The complexity involved isn’t just a function of digital versus print or book versus article. The most significant difference is between open access versus toll access. We throw years of work down wells, and librarians spend a lot of time and money helping readers find the well and learn how to rappel down its mossy sides to retrieve it.
Dale Askey has just written a persuasive argument that libraries are wasting too many resources trying to make library content discoverable, and I think he’s absolutely right. But that’s just part of the problem. It’s also exacerbated by scholars and their peer evaluators who don’t care if scholarship finds readers or if readers find scholarship, who see it only as a thing scholars do. Once it’s on the CV, it's work is done.

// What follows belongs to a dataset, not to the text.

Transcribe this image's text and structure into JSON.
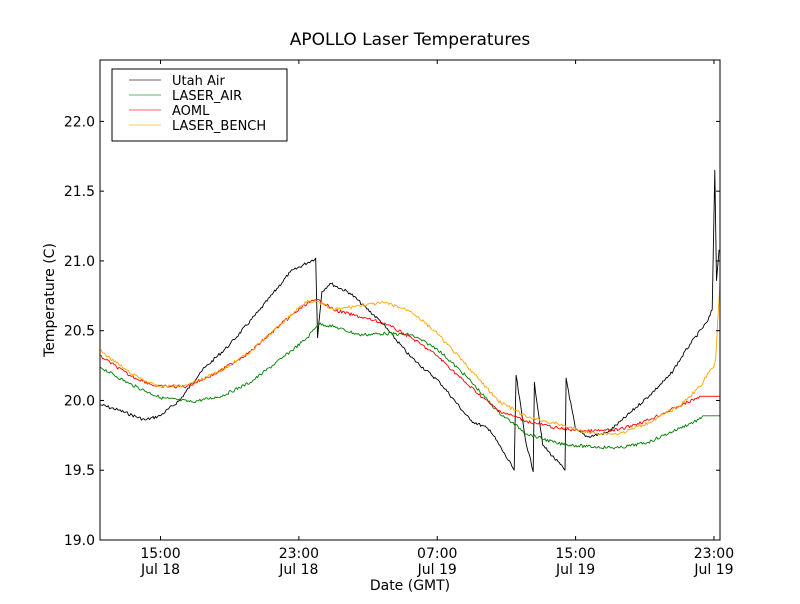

I have said elsewhere, and I still believe, that the greatest challenges student researchers face is not finding sources, it’s framing good questions, scanning the landscape of the literature, interpreting the evidence, weighing other people’s interpretations and coming up with their own conclusions. But it sure would be nice if finding wasn’t so artificially convoluted. It sure would be nice if we actually were preparing students with skills and habits that served them after graduation rather than teaching them arcane processes before we usher them through the gates of our walled gardens, waving cheering before we lock the doors behind them.